Рождество в Риверз-корт. Картонная картинка из диккенсовского романа: обрамленный снегом дом, окна — золотые от жарко потрескивающего в больших каминах огня, все готово к чуду: крестьяне и арендаторы, вполголоса распевающие во дворе рождественские гимны (они и вправду когда-то приходили? Если да, то им, должно быть, выносили по стаканчику горячительного), тяжелый деревенский колокол неугомонно отсчитывает вдали удары, громкий кошачий концерт, доносящийся из людской (а у нас и вправду когда-то были слуги?), лучащаяся тишина Восточной гостиной, куда мы все стекаемся к горам cadeaux [19] ,сложенных вокруг сияющей стеклянными игрушками рождественской елки. Семья снова чувствует себя сильной и крепкой. Я почти вижу свое лицо, мелькающее то здесь, то там в хороводе веселья и памяти. Вот он! Видите? Двадцать пережитых здесь рождественских праздников сделали меня тем, кто я есть: мое тело кружится в машине времени, одежда меняется, как разноцветное оперение какаду, руки тянутся, как, как…
19
Подарки (фр.).
Ну-ка постой — а были ли мы когда-нибудь такими счастливыми и величественными (или то был Риверз-холл, а не Риверз-корт? ты, сраный врунишка?). Быть может, наши родители состарились и спятили задолго до того, как мы стали действительно подмечать это, и мы с сестрой тоже пошли по той же дорожке?… Эти дни я больше живу в прошлом. Бог знает почему. Я привык думать, что настоящая жизнь началась, только когда мне исполнилось двадцать. Теперь я раздумываю над тем, была ли вообще настоящая жизнь после десяти.
Телефонный звонок прозвучал как сигнал тревоги.
— Слушаю, — сказал я, сняв трубку.
— Хорошо, что тебя застала, Терри. Теперь послушай. Ему становится все хуже и хуже. Очень быстро. Никто не знает, сколько еще осталось. Ты должен попросить Грегори приехать. Как скоро ты сможешь?
Я резко сел. Это был голос матери. Но я-то не Терри. Я нагнулся. Мне захотелось швырнуть телефон в стену или расколошматить его об пол.
— Мама, это я. Это Грегори.
— …О Грегори.
Последовала пауза — ничем не возмущенная тишина, — прежде чем я услышал, как трубку мягко опустили на место.
Я встал, оделся. И отправился на поиски.
Прошло сто крайне малоприятных минут, прежде чем я нашел его.

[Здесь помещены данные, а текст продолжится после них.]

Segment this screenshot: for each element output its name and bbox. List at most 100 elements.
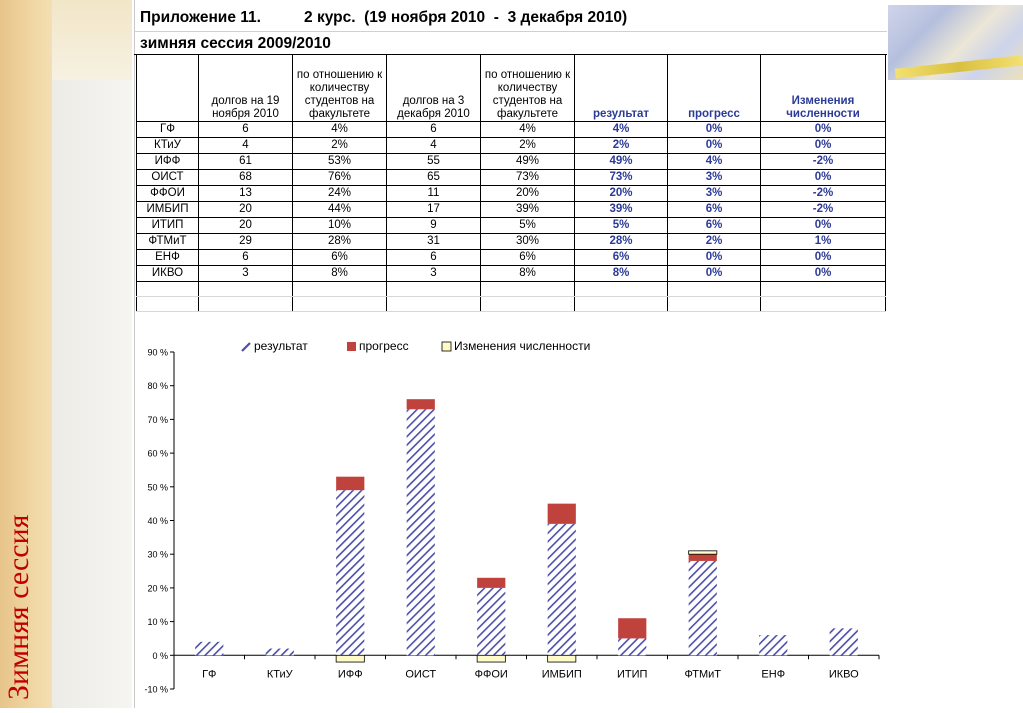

Я прошел всю дорогу до автобусной остановки (вертолет, басовито гудя, пролетел низко над моей головой, кошка в пустом ресторане, забравшись на стол, царапала стакан), когда меня осенило, что я не имею ни малейшего понятия, где работает Терри. Я пролистал телефонные справочники в залитой мочой будке. Чего я искал? Я бросился обратно домой. Я нашел печатный адрес на одной из его разбросанных в беспорядке квитанций. Но где на белом свете находился этот Холборнский виадук? Я побежал обратно на остановку. Просмотрел ничего не давшие желтые расписания на доске. Порылся в карманах, одновременно высматривая такси. Денег
Очертания Мастерз-хауса возникли передо мной, расплывчато маяча сквозь серебристую дымку дождя и слез. Это было большое, внушительное здание; перед входом расхаживал человек в форме. Я ретировался. В ближайшем проулке было нечто вроде кафе, где я решил на время затаиться. Едва войдя, я мгновенно окинул заведение взглядом — какой-то пижон с длинной лоснящейся челкой, старая шлюха с завивкой, враждебные взгляды. Я застегнул пальто. Под ржавым подобием эстрады я заметил лужицу замерзшей блевотины. Прошел вперед.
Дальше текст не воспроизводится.